En outre, les dispositions du TFUE permettant aux États membres de déroger, au moyen de mesures discriminatoires, à la libre circulation des services et à la liberté d'établissement ne couvrent pas les intérêts de la diversité culturelle. Comme expliqué précédemment, celles-ci se rapportent uniquement à l'ordre public, à la sécurité publique ou à la santé publique. Ces dérogations doivent être interprétées de manière stricte et ne peuvent pas couvrir d'autres exigences d'intérêt général. Dans l'arrêt Leclerc relatif à la loi Lang, la CJUE a souligné qu' « en tant que dérogation à une règle fondamentale du traité, [l'article 36 du TFUE] est d'interprétation stricte et ne peut être étendu à des objectifs qui n'y sont pas expressément énumérés. Ni la défense des intérêts des consommateurs, ni la protection de la création et de la diversité culturelle dans le domaine du livre ne figurent parmi les raisons citées dans cet article [l'article 36 du TFUE].»15(*)

Même si l'article 3 du projet de loi était considéré comme non discriminatoire, la Commission émettrait de toute façon des réserves quant à la possibilité de justifier la législation susmentionnée par des raisons d'intérêt général et de remplir les conditions de nécessité et de proportionnalité comme l'exige la jurisprudence. En ce qui concerne l'article 3, paragraphe 2, du projet de loi, la Commission arrive à la même conclusion.
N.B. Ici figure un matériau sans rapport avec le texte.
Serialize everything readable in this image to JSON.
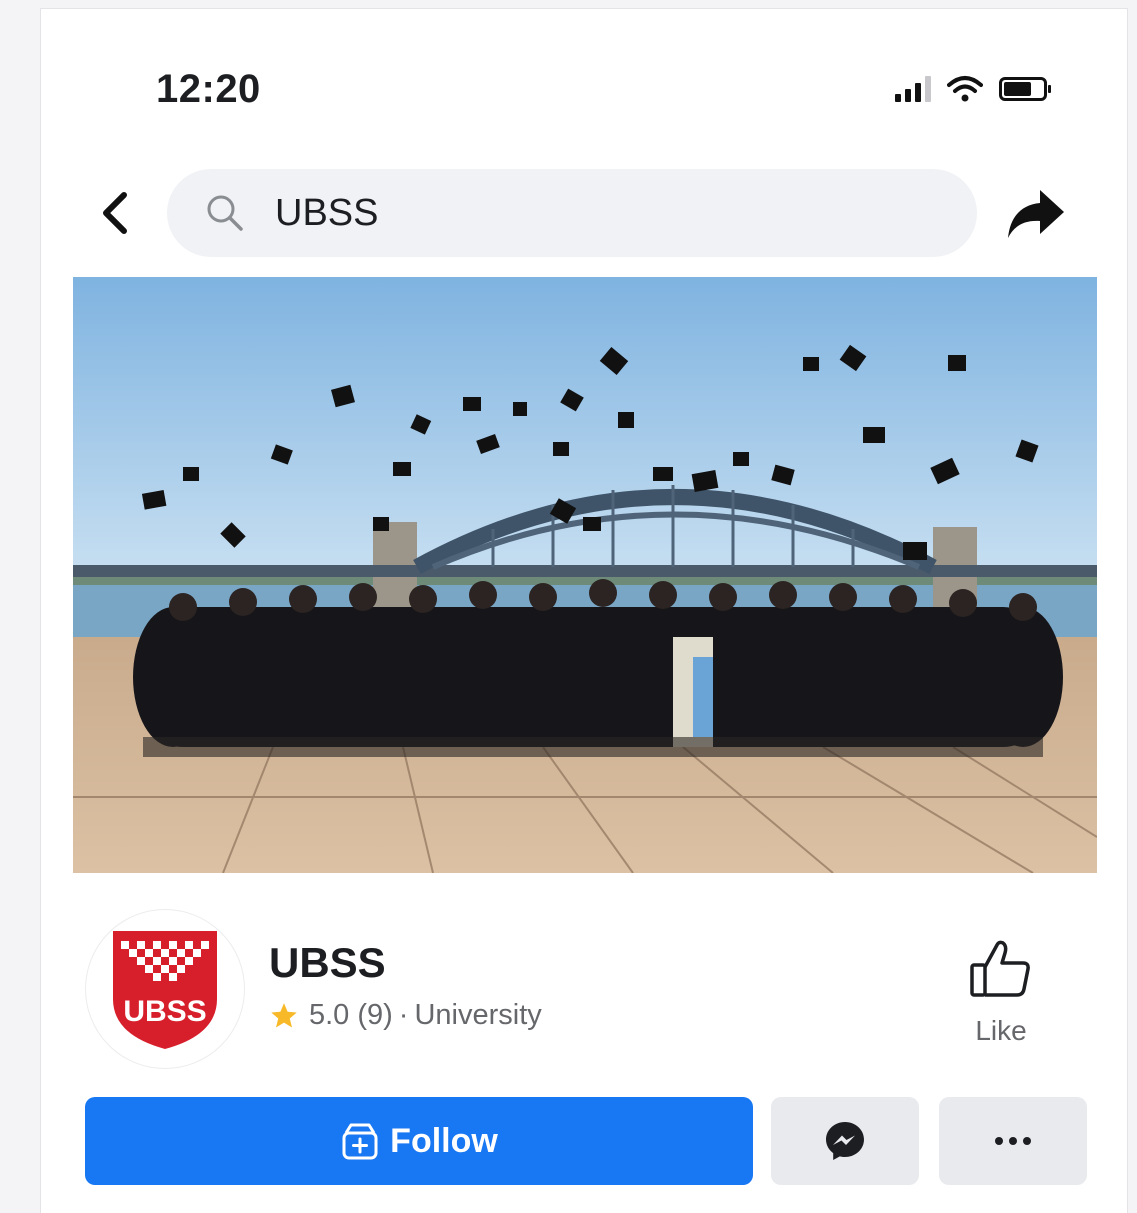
{
  "status_bar": {
    "time": "12:20"
  },
  "header": {
    "search_query": "UBSS"
  },
  "page": {
    "name": "UBSS",
    "logo_text": "UBSS",
    "rating": "5.0",
    "reviews": "(9)",
    "separator": "·",
    "category": "University",
    "like_label": "Like"
  },
  "actions": {
    "follow_label": "Follow"
  },
  "icons": [
    "back-icon",
    "search-icon",
    "share-icon",
    "star-icon",
    "thumbs-up-icon",
    "follow-icon",
    "messenger-icon",
    "more-icon"
  ],
  "colors": {
    "accent": "#1877f2",
    "logo_red": "#d71f2b",
    "star": "#f7b928",
    "muted": "#65676b"
  }
}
Les exigences de diversité culturelle peuvent être justifiées conformément aux « exigences impératives » de la jurisprudence de la CJUE. Selon celle-ci, « les mesures nationales susceptibles de gêner ou de rendre moins attrayant l'exercice des libertés fondamentales garanties par le traité doivent remplir quatre conditions : qu'elles s'appliquent de manière non discriminatoire, qu'elles se justifient par des raisons impérieuses d'intérêt général, qu'elles soient propres à garantir la réalisation de l'objectif qu'elles poursuivent et qu'elles n'aillent pas au-delà de ce qui est nécessaire pour l'atteindre » (voir notamment l'arrêt du 30 novembre 1995 dans l'affaire C-55/94, Gebhard, paragraphe 37). La charge de la preuve de l'existence d'une justification à une dérogation aux libertés fondamentales incombe aux États membres (voir l'arrêt du 18 mars 2004 dans l'affaire C-8/02, Leichtle, paragraphe 45).
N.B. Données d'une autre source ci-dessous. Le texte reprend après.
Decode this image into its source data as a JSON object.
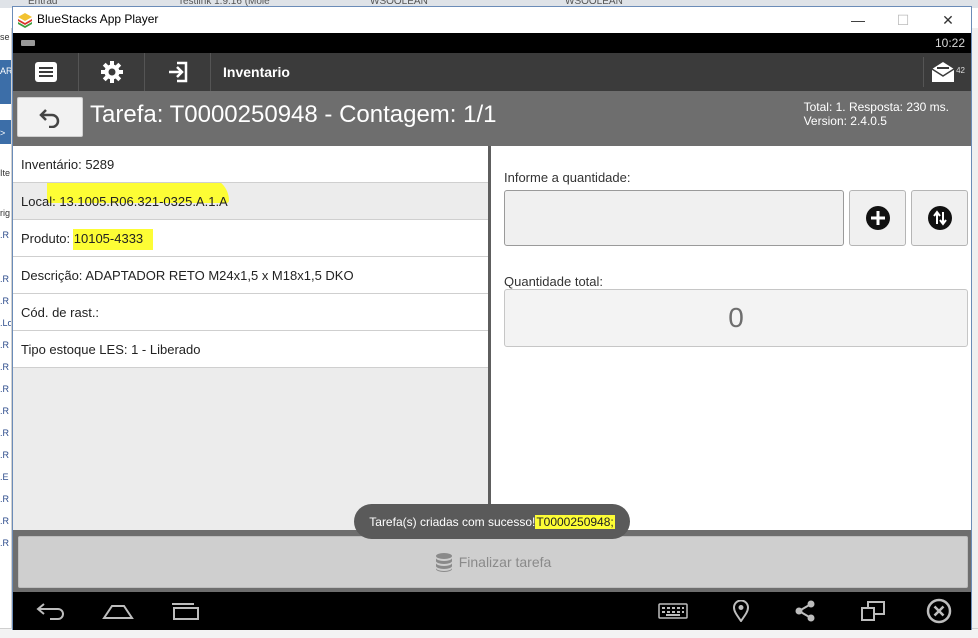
{
  "window": {
    "title": "BlueStacks App Player",
    "minimize_glyph": "—",
    "maximize_glyph": "☐",
    "close_glyph": "✕"
  },
  "status": {
    "time": "10:22"
  },
  "actionbar": {
    "title": "Inventario",
    "inbox_count": "42",
    "menu_icon": "menu-icon",
    "settings_icon": "gear-icon",
    "logout_icon": "logout-icon"
  },
  "task": {
    "title": "Tarefa: T0000250948 - Contagem: 1/1",
    "info_line1": "Total: 1. Resposta: 230 ms.",
    "info_line2": "Version: 2.4.0.5"
  },
  "details": [
    {
      "label": "Inventário: ",
      "value": "5289",
      "highlight": false
    },
    {
      "label": "Loca",
      "value": "l: 13.1005.R06.321-0325.A.1.A",
      "highlight": true
    },
    {
      "label": "Produto: ",
      "value": "10105-4333",
      "highlight": true
    },
    {
      "label": "Descrição: ",
      "value": "ADAPTADOR RETO M24x1,5 x M18x1,5 DKO",
      "highlight": false
    },
    {
      "label": "Cód. de rast.:",
      "value": "",
      "highlight": false
    },
    {
      "label": "Tipo estoque LES: ",
      "value": "1 - Liberado",
      "highlight": false
    }
  ],
  "quantity": {
    "label": "Informe a quantidade:",
    "value": "",
    "total_label": "Quantidade total:",
    "total_value": "0"
  },
  "footer": {
    "finalize_label": "Finalizar tarefa"
  },
  "toast": {
    "text": "Tarefa(s) criadas com sucesso! ",
    "highlight": "T0000250948;"
  },
  "colors": {
    "actionbar": "#3b3b3b",
    "panel": "#6e6e6e",
    "highlight": "#fdfd35"
  },
  "background": {
    "tabs": [
      "Entrad",
      "Testlink 1.9.16 (Mole",
      "WSOOLEAN",
      "WSOOLEAN"
    ],
    "left_column": [
      "se",
      "AR/",
      "",
      ">",
      "Ite",
      "rig",
      ".R",
      ".R",
      ".R",
      ".Lo",
      ".R",
      ".R",
      ".R",
      ".R",
      ".R",
      ".R",
      ".E",
      ".R",
      ".R",
      ".R"
    ]
  }
}
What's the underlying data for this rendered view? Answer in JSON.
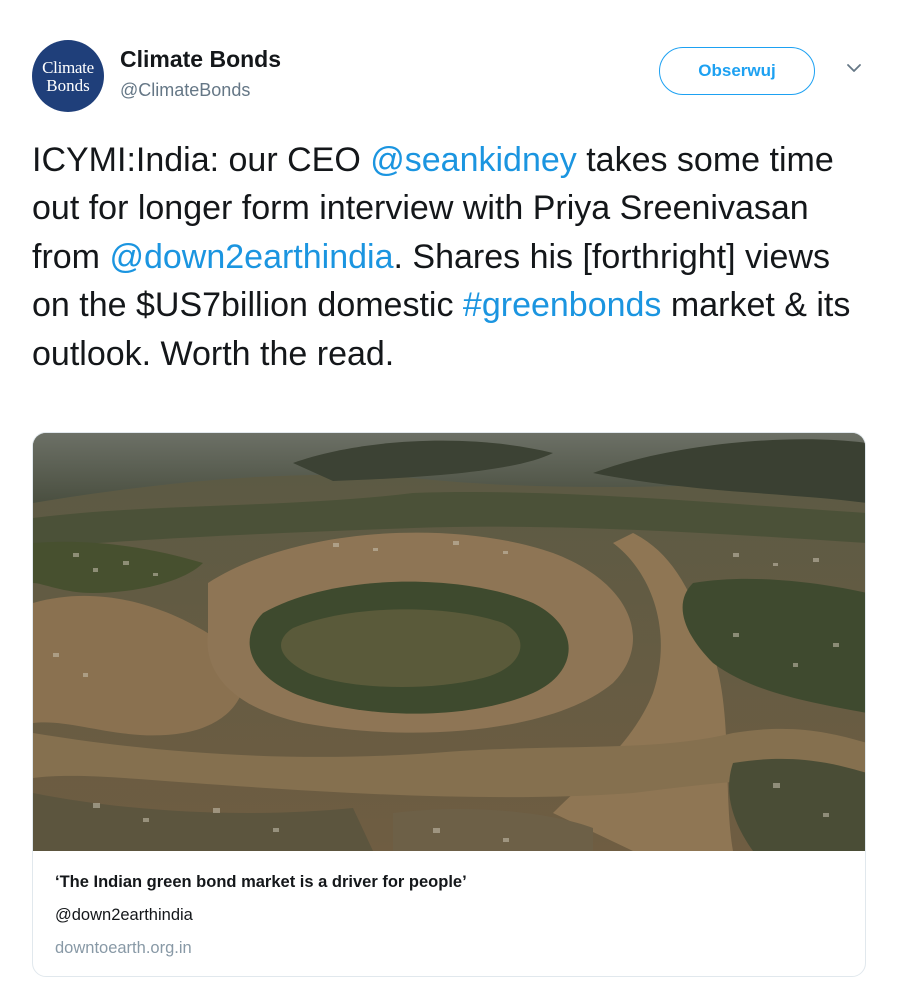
{
  "account": {
    "avatar_line1": "Climate",
    "avatar_line2": "Bonds",
    "name": "Climate Bonds",
    "handle": "@ClimateBonds"
  },
  "follow_label": "Obserwuj",
  "tweet": {
    "t1": "ICYMI:India: our CEO ",
    "mention1": "@seankidney",
    "t2": " takes some time out for longer form interview with Priya Sreenivasan from ",
    "mention2": "@down2earthindia",
    "t3": ". Shares his [forthright] views on the $US7billion domestic ",
    "hashtag": "#greenbonds",
    "t4": " market & its outlook. Worth the read."
  },
  "card": {
    "title": "‘The Indian green bond market is a driver for people’",
    "handle": "@down2earthindia",
    "domain": "downtoearth.org.in"
  },
  "colors": {
    "link": "#1b95e0",
    "follow_border": "#1da1f2",
    "avatar_bg": "#1f3f7a",
    "muted": "#657786"
  }
}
La Commission identifie les principaux objectifs suivants pour la proposition de loi notifiée :

- « Les détenteurs de droits d'auteur doivent conserver le contrôle du prix des livres dans le monde numérique », et notamment par rapport aux « opérateurs en dehors de l'économie de la création » dont l'objectif peut également être de vendre d'autres produits et services. On peut supposer que cela pourrait facilement conduire à une situation dans laquelle les « créateurs reçoivent une rétribution financière moindre et la création elle-même s'appauvrit », comme cela semble avoir été le cas dans l'industrie de la musique.

- « Garantir la diversité des circuits de vente et des libraires » et « préserver un réseau de vente au détail très décentralisé et dense » afin de garantir la diversité éditoriale.

- Éviter une concentration excessive des détaillants qui aurait des conséquences fâcheuses sur la variété des oeuvres sur le marché.

- « Soutenir le pluralisme de la création, concernant notamment les oeuvres dites difficiles ».

- Développer une offre légale et attrayante pour limiter le piratage.

Les objectifs de nature purement économique ne peuvent justifier les restrictions aux libertés fondamentales du Traité (jurisprudence constante, voir par exemple l'arrêt du 5 juin 1997 dans l'affaire C-398/95, Ypourgos Ergasias, ou l'arrêt du 24 janvier 2002 dans l'affaire C-164/99, Portugaia Construções). Des objectifs tels que « la préservation de la chaîne de valeur actuelle des livres » ou « la limitation du risque que le livre numérique les « cannibalise » »16(*) s'inscrivent dans la poursuite des objectifs économiques et ne peuvent en eux-mêmes être justifiés au moyen d'un objectif impérieux d'intérêt général.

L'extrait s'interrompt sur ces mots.